Mini-Mag Orion
- Country of origin: United States
- Date: 2000
- Manufacturer: Andrews Space

Solid-fuel motor

Performance
- Thrust-to-weight ratio: 0.2-10

= Mini-Mag Orion =

Nuclear Pulse Propulsion

Mini-Mag Orion (MMO), or Miniature Magnetic Orion, is a proposed type of spacecraft propulsion based on the Project Orion nuclear propulsion system. The Mini-Mag Orion system achieves propulsion by compressing fissile material in a magnetic field, a Z-pinch, until fission occurs. This fission reaction propels the craft. MMO should be able to propel 100 tons to Mars within 3 months or to Jupiter in about one year.

== History ==
In June 2000, Andrews Space concluded a Phase I NASA Small Business Innovation Research project on an iteration of the original Project Orion concept termed MagOrion. MagOrion introduced the use of a large, 2 km diameter, superconducting ring to interact with the plasma debris of the nuclear explosive pulses; replacing the mechanically dampened pusher plate of the original Project Orion concept. This enabled specific impulses above 10,000 seconds with initial system Thrust to Weight ratios from 0.2 to 10. The study also identified several potential show-stoppers for MagOrion; the brittleness of superconductors and their susceptibility to critical self-field limitations, the technical challenge of constructing a 2 km diameter superconductor in space as well as the political difficulty of launching a device capable of ejecting nuclear explosives at high repetition rates. These concerns led to the next iteration in the Orion family of designs, Mini-MagOrion (MMO), which are discussed here. The MMO program was funded jointly by NASA and the US Department of Energy (DOE)

== Concept ==
The Mini-MagOrion (MMO) concept attempts to address the identified short-comings of the MagOrion concept. The MMO design adds two important aspects to the family of Orion concepts. First, the use of magnetic compression of the fissile targets enables the utilization of much smaller explosions, 50-500 GJ yield vs. 20,000 GJ, which are triggered by an external device and thus cannot be projected as a potential weapon. Second, using smaller yield explosions allowed for the replacement of the large superconducting ring with a more sophisticated assembly of several coils arranged into a nozzle like configuration.

== Testing ==
Andrews Space worked together with the US Sandia National Laboratories to conduct several experiments that demonstrated key components of the MMO design. The first experiment, conducted on the SNL Saturn machine, showed that mylar, in the form of plastic foil, could be used as a conductor to direct the current into the fuel pellet which would then set up the imploding magnetic field to compress it.
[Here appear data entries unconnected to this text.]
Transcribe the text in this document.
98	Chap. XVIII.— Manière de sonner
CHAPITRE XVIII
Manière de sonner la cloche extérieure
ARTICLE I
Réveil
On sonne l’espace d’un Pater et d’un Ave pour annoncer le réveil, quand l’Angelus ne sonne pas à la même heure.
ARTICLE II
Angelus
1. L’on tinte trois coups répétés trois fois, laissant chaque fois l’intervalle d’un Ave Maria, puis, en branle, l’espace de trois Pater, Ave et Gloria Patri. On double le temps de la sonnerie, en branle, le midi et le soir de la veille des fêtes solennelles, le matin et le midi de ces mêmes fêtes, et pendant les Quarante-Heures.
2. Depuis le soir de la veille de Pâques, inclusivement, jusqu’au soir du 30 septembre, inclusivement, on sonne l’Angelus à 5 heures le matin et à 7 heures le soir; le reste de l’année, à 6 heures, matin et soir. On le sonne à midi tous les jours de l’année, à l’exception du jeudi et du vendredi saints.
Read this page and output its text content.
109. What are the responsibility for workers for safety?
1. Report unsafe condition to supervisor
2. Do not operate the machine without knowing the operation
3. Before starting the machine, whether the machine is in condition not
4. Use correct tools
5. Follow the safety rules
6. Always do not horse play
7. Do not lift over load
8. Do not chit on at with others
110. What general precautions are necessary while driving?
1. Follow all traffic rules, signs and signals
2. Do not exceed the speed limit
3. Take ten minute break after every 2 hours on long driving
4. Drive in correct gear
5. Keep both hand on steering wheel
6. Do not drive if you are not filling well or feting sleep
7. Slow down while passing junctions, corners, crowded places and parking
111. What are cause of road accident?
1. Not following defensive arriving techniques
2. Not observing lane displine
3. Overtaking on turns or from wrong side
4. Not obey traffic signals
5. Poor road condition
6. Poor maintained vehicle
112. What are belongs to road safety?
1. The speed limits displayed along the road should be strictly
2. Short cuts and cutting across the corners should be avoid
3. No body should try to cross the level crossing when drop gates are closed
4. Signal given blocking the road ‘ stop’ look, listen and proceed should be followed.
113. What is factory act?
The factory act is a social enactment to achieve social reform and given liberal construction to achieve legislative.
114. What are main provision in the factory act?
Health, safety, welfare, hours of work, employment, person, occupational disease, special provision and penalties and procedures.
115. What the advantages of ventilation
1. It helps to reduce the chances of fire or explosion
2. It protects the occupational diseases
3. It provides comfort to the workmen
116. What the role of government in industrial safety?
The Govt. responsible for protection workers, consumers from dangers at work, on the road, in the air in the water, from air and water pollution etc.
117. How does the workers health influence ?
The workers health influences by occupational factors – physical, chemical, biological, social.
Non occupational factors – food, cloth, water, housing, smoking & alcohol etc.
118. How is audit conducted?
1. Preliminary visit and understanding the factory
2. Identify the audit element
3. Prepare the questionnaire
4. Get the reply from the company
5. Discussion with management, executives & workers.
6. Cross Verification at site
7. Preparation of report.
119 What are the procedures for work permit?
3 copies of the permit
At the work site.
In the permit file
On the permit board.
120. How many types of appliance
The second test was conducted on the SNL Z-Machine, the world's most powerful x-ray emitter and z-pinch at that time. The experiment was intended to measure the relationship between the applied power pulse and the resulting compression ratio of the target. The experiments did not use fissile material, but a number of inert heavy elements, gold, tungsten, etc., to avoid contamination of the facility. The results were inconclusive due to challenges with the measurement equipment used to determine the compression ratio.

== Media ==
The July 2003 issue of Aerospace Engineering, published by SAE Aerospace, had a brief article about the Mini-MagOrion program and the pulse power experiments at Sandia National Laboratories. Due to its close relationship to the original Project Orion, the MMO concept continues to be discussed throughout the blogosphere.